Here, the enslaved raised chickens and what they did not use to supplement their rations, they sold in the local markets on their day off, a practice that originated in Africa. Offering a way to start a business with little expense, enslaved entrepreneurs could possibly save enough money to purchase freedom for them and their loved ones. By the late 19th century, preparing and selling fried chicken became a popular way for African-Americans to launch businesses locally because it required little in terms of language skills, licenses or formal training. By selling their product at congested local markets, train stations and busy street corners, a vendor could save enough money to open a tavern, restaurant or boardinghouse.

A plate of fried chicken at The Cookbook restaurant in Springfield.

According to Zora Neale Hurston on Florida Food Recipes, Remedies & Simple Pleasures by Fred Opie, vendors sold wings, backs, gizzards and other organ meats for five cents and the better cuts of the bird for ten cents. Fried chicken had become so popular in Black community, it was the go to dish for festivals, weddings, funerals, cookouts, used by men as a treat to attract women and known as a “Gospel bird” due to its connection to Sunday church culture. Visiting a rural Georgia community as a boarder in 1900, James Weldon Johnson even had this to say about fried chicken in his autobiography Along This Way:

“I was gratefully surprised by the fare the landlady set before me; the main course being fried chicken twice a day, for breakfast and supper. However, at the end of two or three weeks it appeared that I had eaten every chewable chicken on the place. At first, this was something of a relief, for I had made the astounding discovery that man can not live by chicken alone.”

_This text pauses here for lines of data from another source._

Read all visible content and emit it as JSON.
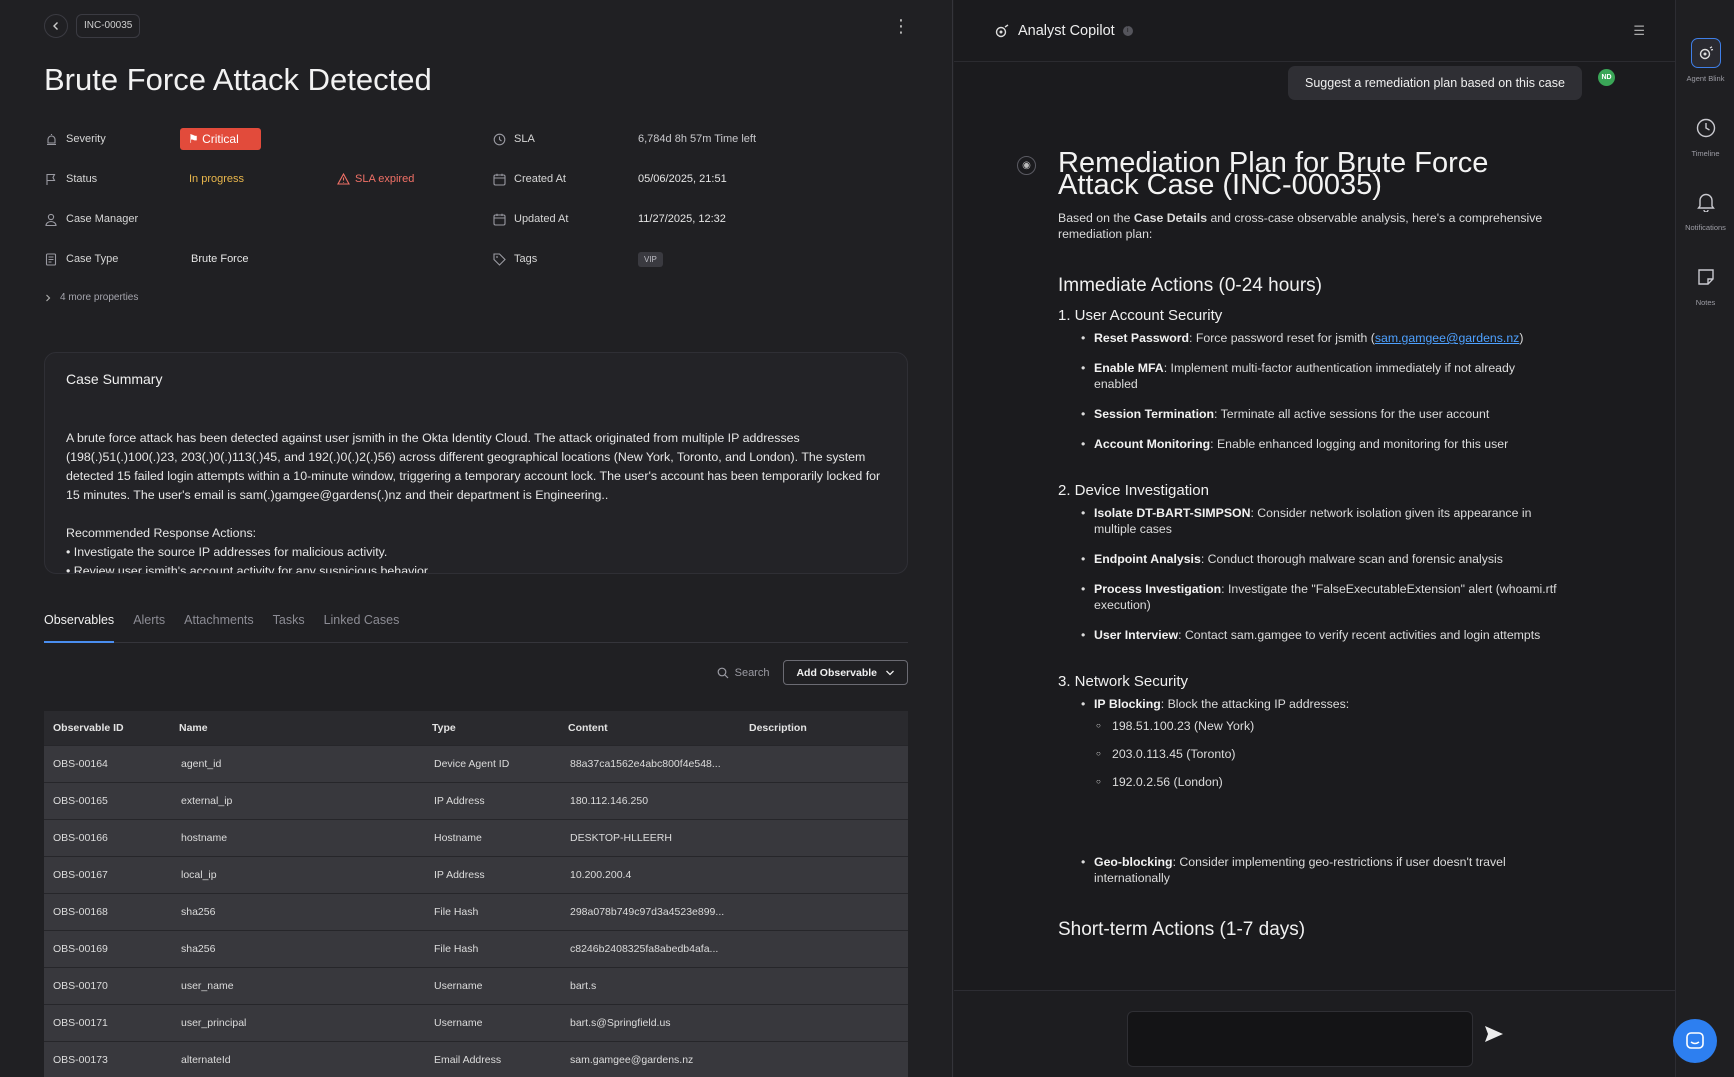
{
  "header": {
    "case_id": "INC-00035",
    "title": "Brute Force Attack Detected"
  },
  "properties": {
    "severity": {
      "label": "Severity",
      "value": "Critical"
    },
    "status": {
      "label": "Status",
      "value": "In progress",
      "sla_flag": "SLA expired"
    },
    "case_manager": {
      "label": "Case Manager",
      "value": ""
    },
    "case_type": {
      "label": "Case Type",
      "value": "Brute Force"
    },
    "sla": {
      "label": "SLA",
      "value": "6,784d 8h 57m  Time left"
    },
    "created": {
      "label": "Created At",
      "value": "05/06/2025, 21:51"
    },
    "updated": {
      "label": "Updated At",
      "value": "11/27/2025, 12:32"
    },
    "tags": {
      "label": "Tags",
      "value": "VIP"
    },
    "more": "4 more properties"
  },
  "summary": {
    "title": "Case Summary",
    "paragraph": "A brute force attack has been detected against user jsmith in the Okta Identity Cloud. The attack originated from multiple IP addresses (198(.)51(.)100(.)23, 203(.)0(.)113(.)45, and 192(.)0(.)2(.)56) across different geographical locations (New York, Toronto, and London). The system detected 15 failed login attempts within a 10-minute window, triggering a temporary account lock. The user's account has been temporarily locked for 15 minutes. The user's email is sam(.)gamgee@gardens(.)nz and their department is Engineering..",
    "actions_title": "Recommended Response Actions:",
    "actions": [
      "• Investigate the source IP addresses for malicious activity.",
      "• Review user jsmith's account activity for any suspicious behavior."
    ]
  },
  "tabs": [
    "Observables",
    "Alerts",
    "Attachments",
    "Tasks",
    "Linked Cases"
  ],
  "toolbar": {
    "search": "Search",
    "add": "Add Observable"
  },
  "table": {
    "headers": [
      "Observable ID",
      "Name",
      "Type",
      "Content",
      "Description"
    ],
    "rows": [
      [
        "OBS-00164",
        "agent_id",
        "Device Agent ID",
        "88a37ca1562e4abc800f4e548...",
        ""
      ],
      [
        "OBS-00165",
        "external_ip",
        "IP Address",
        "180.112.146.250",
        ""
      ],
      [
        "OBS-00166",
        "hostname",
        "Hostname",
        "DESKTOP-HLLEERH",
        ""
      ],
      [
        "OBS-00167",
        "local_ip",
        "IP Address",
        "10.200.200.4",
        ""
      ],
      [
        "OBS-00168",
        "sha256",
        "File Hash",
        "298a078b749c97d3a4523e899...",
        ""
      ],
      [
        "OBS-00169",
        "sha256",
        "File Hash",
        "c8246b2408325fa8abedb4afa...",
        ""
      ],
      [
        "OBS-00170",
        "user_name",
        "Username",
        "bart.s",
        ""
      ],
      [
        "OBS-00171",
        "user_principal",
        "Username",
        "bart.s@Springfield.us",
        ""
      ],
      [
        "OBS-00173",
        "alternateId",
        "Email Address",
        "sam.gamgee@gardens.nz",
        ""
      ]
    ]
  },
  "copilot": {
    "title": "Analyst Copilot",
    "user_message": "Suggest a remediation plan based on this case",
    "user_initials": "ND",
    "answer": {
      "title": "Remediation Plan for Brute Force Attack Case (INC-00035)",
      "intro_pre": "Based on the ",
      "intro_bold": "Case Details",
      "intro_post": " and cross-case observable analysis, here's a comprehensive remediation plan:",
      "immediate": "Immediate Actions (0-24 hours)",
      "s1": "1. User Account Security",
      "s1_items": [
        {
          "b": "Reset Password",
          "t": ": Force password reset for jsmith (",
          "link": "sam.gamgee@gardens.nz",
          "end": ")"
        },
        {
          "b": "Enable MFA",
          "t": ": Implement multi-factor authentication immediately if not already enabled"
        },
        {
          "b": "Session Termination",
          "t": ": Terminate all active sessions for the user account"
        },
        {
          "b": "Account Monitoring",
          "t": ": Enable enhanced logging and monitoring for this user"
        }
      ],
      "s2": "2. Device Investigation",
      "s2_items": [
        {
          "b": "Isolate DT-BART-SIMPSON",
          "t": ": Consider network isolation given its appearance in multiple cases"
        },
        {
          "b": "Endpoint Analysis",
          "t": ": Conduct thorough malware scan and forensic analysis"
        },
        {
          "b": "Process Investigation",
          "t": ": Investigate the \"FalseExecutableExtension\" alert (whoami.rtf execution)"
        },
        {
          "b": "User Interview",
          "t": ": Contact sam.gamgee to verify recent activities and login attempts"
        }
      ],
      "s3": "3. Network Security",
      "ip_blocking_b": "IP Blocking",
      "ip_blocking_t": ": Block the attacking IP addresses:",
      "ips": [
        "198.51.100.23 (New York)",
        "203.0.113.45 (Toronto)",
        "192.0.2.56 (London)"
      ],
      "geo_b": "Geo-blocking",
      "geo_t": ": Consider implementing geo-restrictions if user doesn't travel internationally",
      "short_term": "Short-term Actions (1-7 days)"
    }
  },
  "rail": [
    "Agent Blink",
    "Timeline",
    "Notifications",
    "Notes"
  ]
}
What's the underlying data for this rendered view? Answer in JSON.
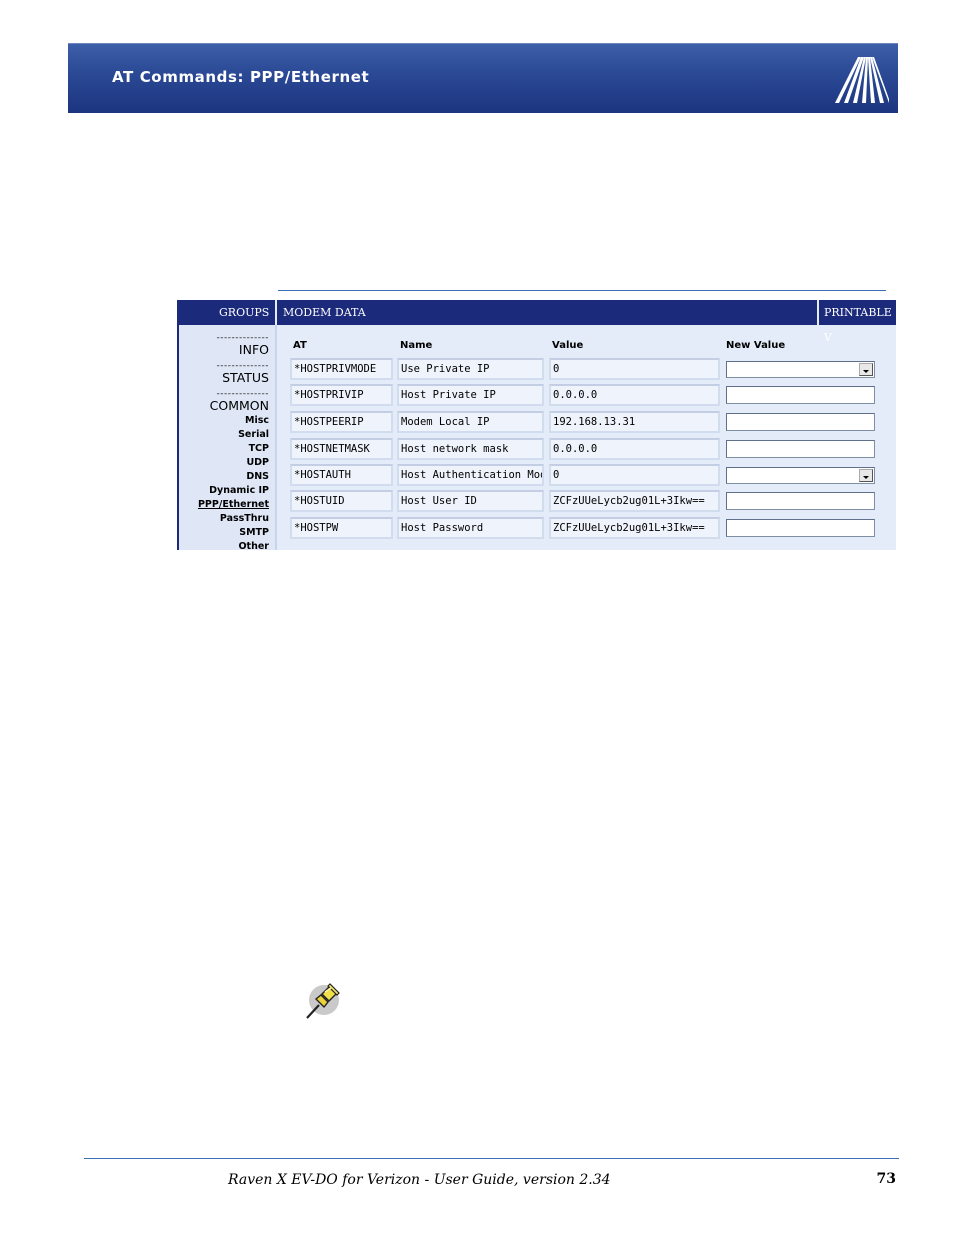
{
  "header": {
    "title": "AT Commands: PPP/Ethernet",
    "logo": "sierra-airlink-logo"
  },
  "app": {
    "tabs": {
      "groups": "GROUPS",
      "modem_data": "MODEM DATA",
      "printable": "PRINTABLE V"
    },
    "sidebar": {
      "dash": "--------------",
      "info": "INFO",
      "status": "STATUS",
      "common": "COMMON",
      "items": [
        "Misc",
        "Serial",
        "TCP",
        "UDP",
        "DNS",
        "Dynamic IP",
        "PPP/Ethernet",
        "PassThru",
        "SMTP",
        "Other"
      ],
      "active_item": "PPP/Ethernet"
    },
    "columns": {
      "at": "AT",
      "name": "Name",
      "value": "Value",
      "new_value": "New Value"
    },
    "rows": [
      {
        "at": "*HOSTPRIVMODE",
        "name": "Use Private IP",
        "value": "0",
        "control": "select"
      },
      {
        "at": "*HOSTPRIVIP",
        "name": "Host Private IP",
        "value": "0.0.0.0",
        "control": "text"
      },
      {
        "at": "*HOSTPEERIP",
        "name": "Modem Local IP",
        "value": "192.168.13.31",
        "control": "text"
      },
      {
        "at": "*HOSTNETMASK",
        "name": "Host network mask",
        "value": "0.0.0.0",
        "control": "text"
      },
      {
        "at": "*HOSTAUTH",
        "name": "Host Authentication Mode",
        "value": "0",
        "control": "select"
      },
      {
        "at": "*HOSTUID",
        "name": "Host User ID",
        "value": "ZCFzUUeLycb2ug01L+3Ikw==",
        "control": "text"
      },
      {
        "at": "*HOSTPW",
        "name": "Host Password",
        "value": "ZCFzUUeLycb2ug01L+3Ikw==",
        "control": "text"
      }
    ]
  },
  "note_icon": "pushpin-icon",
  "footer": {
    "text": "Raven X EV-DO for Verizon - User Guide, version 2.34",
    "page": "73"
  }
}
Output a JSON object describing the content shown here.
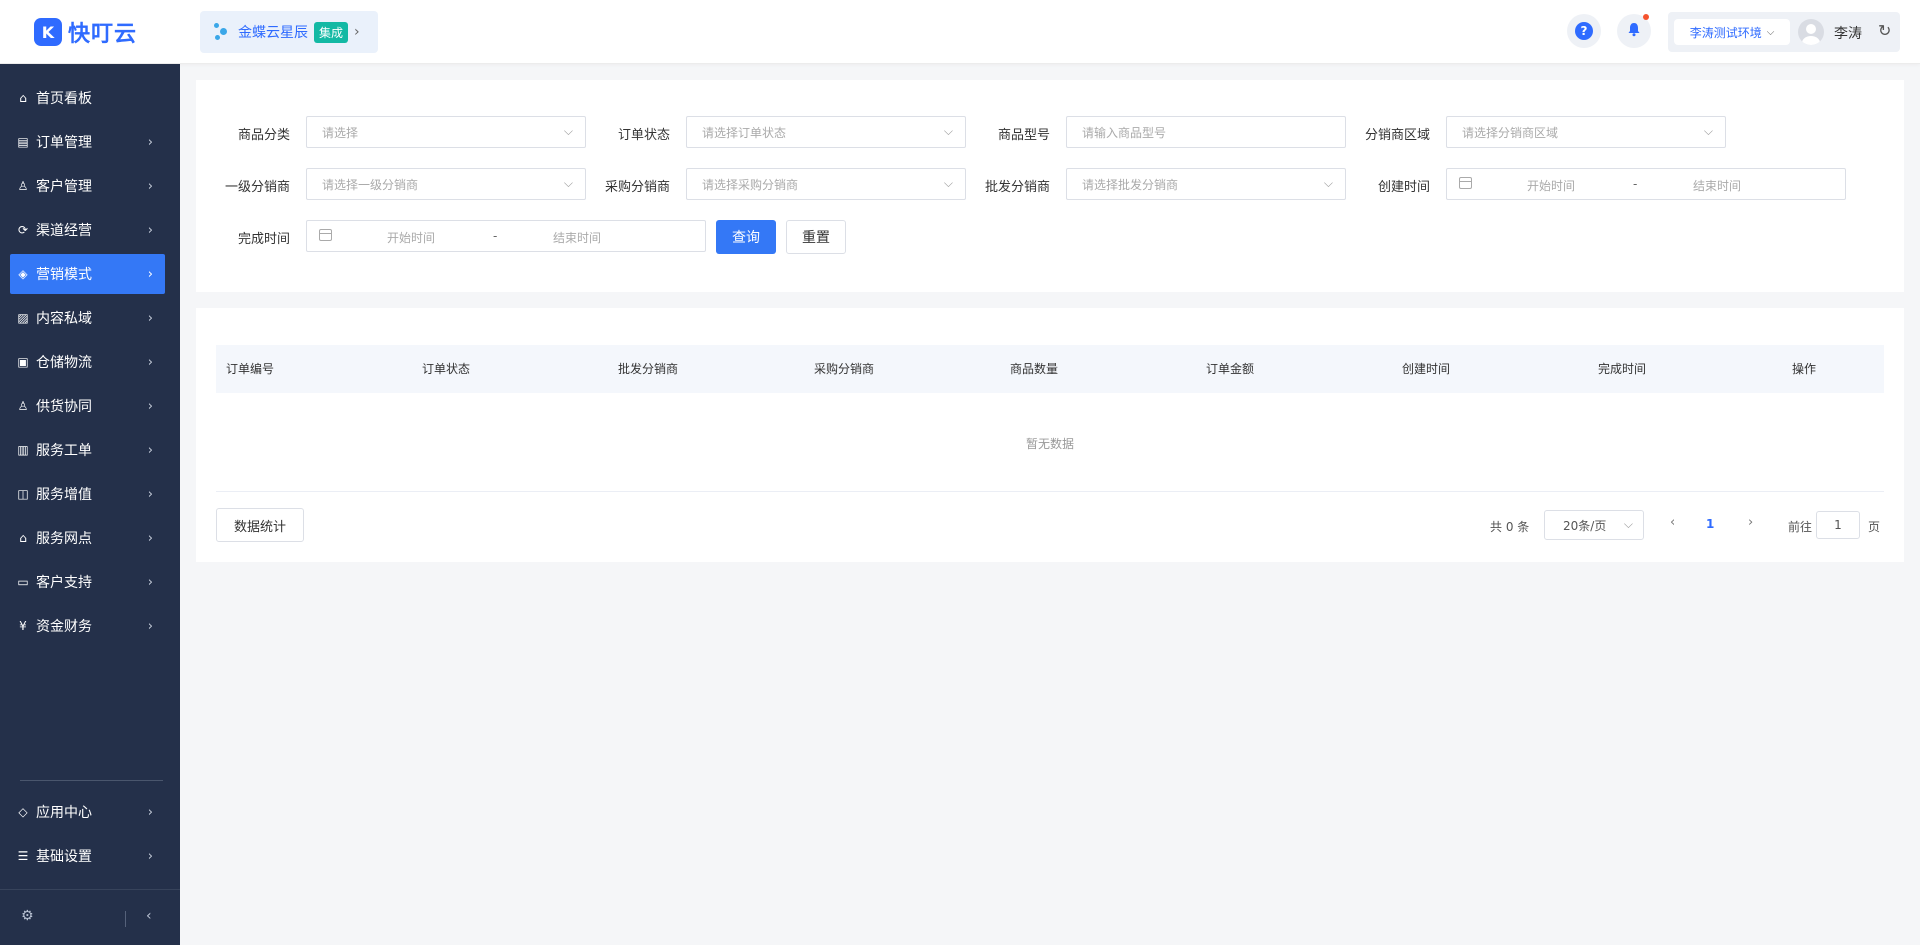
{
  "header": {
    "logo_text": "快叮云",
    "brand_name": "金蝶云星辰",
    "brand_tag": "集成",
    "env_label": "李涛测试环境",
    "username": "李涛"
  },
  "sidebar": {
    "items": [
      {
        "label": "首页看板",
        "icon": "home-icon",
        "has_arrow": false
      },
      {
        "label": "订单管理",
        "icon": "order-icon",
        "has_arrow": true
      },
      {
        "label": "客户管理",
        "icon": "user-icon",
        "has_arrow": true
      },
      {
        "label": "渠道经营",
        "icon": "channel-icon",
        "has_arrow": true
      },
      {
        "label": "营销模式",
        "icon": "tag-icon",
        "has_arrow": true,
        "active": true
      },
      {
        "label": "内容私域",
        "icon": "image-icon",
        "has_arrow": true
      },
      {
        "label": "仓储物流",
        "icon": "box-icon",
        "has_arrow": true
      },
      {
        "label": "供货协同",
        "icon": "supplier-icon",
        "has_arrow": true
      },
      {
        "label": "服务工单",
        "icon": "ticket-icon",
        "has_arrow": true
      },
      {
        "label": "服务增值",
        "icon": "bag-icon",
        "has_arrow": true
      },
      {
        "label": "服务网点",
        "icon": "store-icon",
        "has_arrow": true
      },
      {
        "label": "客户支持",
        "icon": "support-icon",
        "has_arrow": true
      },
      {
        "label": "资金财务",
        "icon": "yen-icon",
        "has_arrow": true
      }
    ],
    "bottom_items": [
      {
        "label": "应用中心",
        "icon": "cube-icon"
      },
      {
        "label": "基础设置",
        "icon": "settings-icon"
      }
    ]
  },
  "filters": {
    "product_category": {
      "label": "商品分类",
      "placeholder": "请选择"
    },
    "order_status": {
      "label": "订单状态",
      "placeholder": "请选择订单状态"
    },
    "product_model": {
      "label": "商品型号",
      "placeholder": "请输入商品型号"
    },
    "distributor_region": {
      "label": "分销商区域",
      "placeholder": "请选择分销商区域"
    },
    "first_level_distributor": {
      "label": "一级分销商",
      "placeholder": "请选择一级分销商"
    },
    "purchase_distributor": {
      "label": "采购分销商",
      "placeholder": "请选择采购分销商"
    },
    "wholesale_distributor": {
      "label": "批发分销商",
      "placeholder": "请选择批发分销商"
    },
    "create_time": {
      "label": "创建时间",
      "start": "开始时间",
      "end": "结束时间",
      "sep": "-"
    },
    "finish_time": {
      "label": "完成时间",
      "start": "开始时间",
      "end": "结束时间",
      "sep": "-"
    },
    "search_label": "查询",
    "reset_label": "重置"
  },
  "table": {
    "columns": [
      "订单编号",
      "订单状态",
      "批发分销商",
      "采购分销商",
      "商品数量",
      "订单金额",
      "创建时间",
      "完成时间",
      "操作"
    ],
    "empty_text": "暂无数据",
    "stats_label": "数据统计"
  },
  "pagination": {
    "total_text": "共 0 条",
    "page_size": "20条/页",
    "current_page": "1",
    "goto_label": "前往",
    "goto_value": "1",
    "page_unit": "页"
  },
  "colors": {
    "primary": "#3478f6",
    "sidebar_bg": "#24304a",
    "brand_tag": "#13b9a4"
  }
}
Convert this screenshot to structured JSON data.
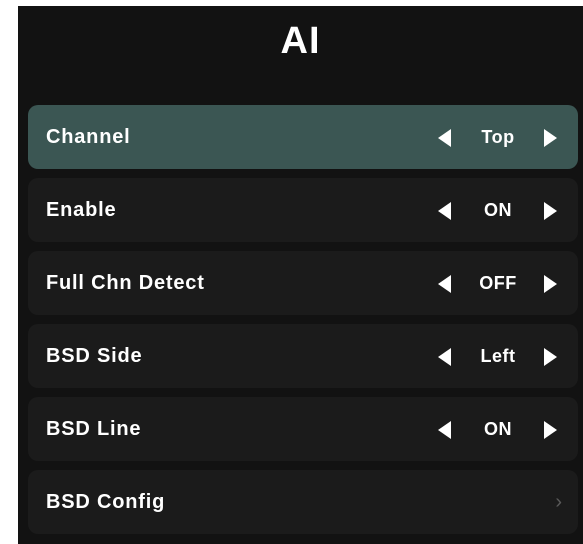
{
  "title": "AI",
  "menu": {
    "items": [
      {
        "label": "Channel",
        "value": "Top",
        "type": "selector",
        "selected": true
      },
      {
        "label": "Enable",
        "value": "ON",
        "type": "selector",
        "selected": false
      },
      {
        "label": "Full Chn Detect",
        "value": "OFF",
        "type": "selector",
        "selected": false
      },
      {
        "label": "BSD Side",
        "value": "Left",
        "type": "selector",
        "selected": false
      },
      {
        "label": "BSD Line",
        "value": "ON",
        "type": "selector",
        "selected": false
      },
      {
        "label": "BSD Config",
        "chevron": "›",
        "type": "submenu",
        "selected": false
      }
    ]
  },
  "colors": {
    "background": "#121212",
    "row": "#1b1b1b",
    "selected_row": "#3b5653",
    "text": "#ffffff",
    "chevron": "#5a5a5a"
  },
  "icons": {
    "left": "left-arrow-icon",
    "right": "right-arrow-icon",
    "submenu": "chevron-right-icon"
  }
}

A popular window where fried chicken is served on the sidewalk along Myrtle Avenue in Durkeeville.

In areas such as the Eastside, there were social organizations like the Owl Social Club, that would organize rent parties selling chicken, in order to help families avoid eviction. In addition, since fried chicken traveled well before refrigeration was common, it became an important part of African-American travel during an era where most restaurants refused to serve the Black community. On long road trips, fried chicken and cake would be prepared the night before, enabling the weary traveler to eat on the road trip in peace, avoiding potential humiliation in unfamiliar environments.

Today, fried chicken remains an important part of Jacksonville’s historic culinary culture with street vendors, restaurants and hole-in-the-walls serving up big helpings of the dish all across the city.

A meal featuring fried chicken from Norwood’s Blu Diner restaurant.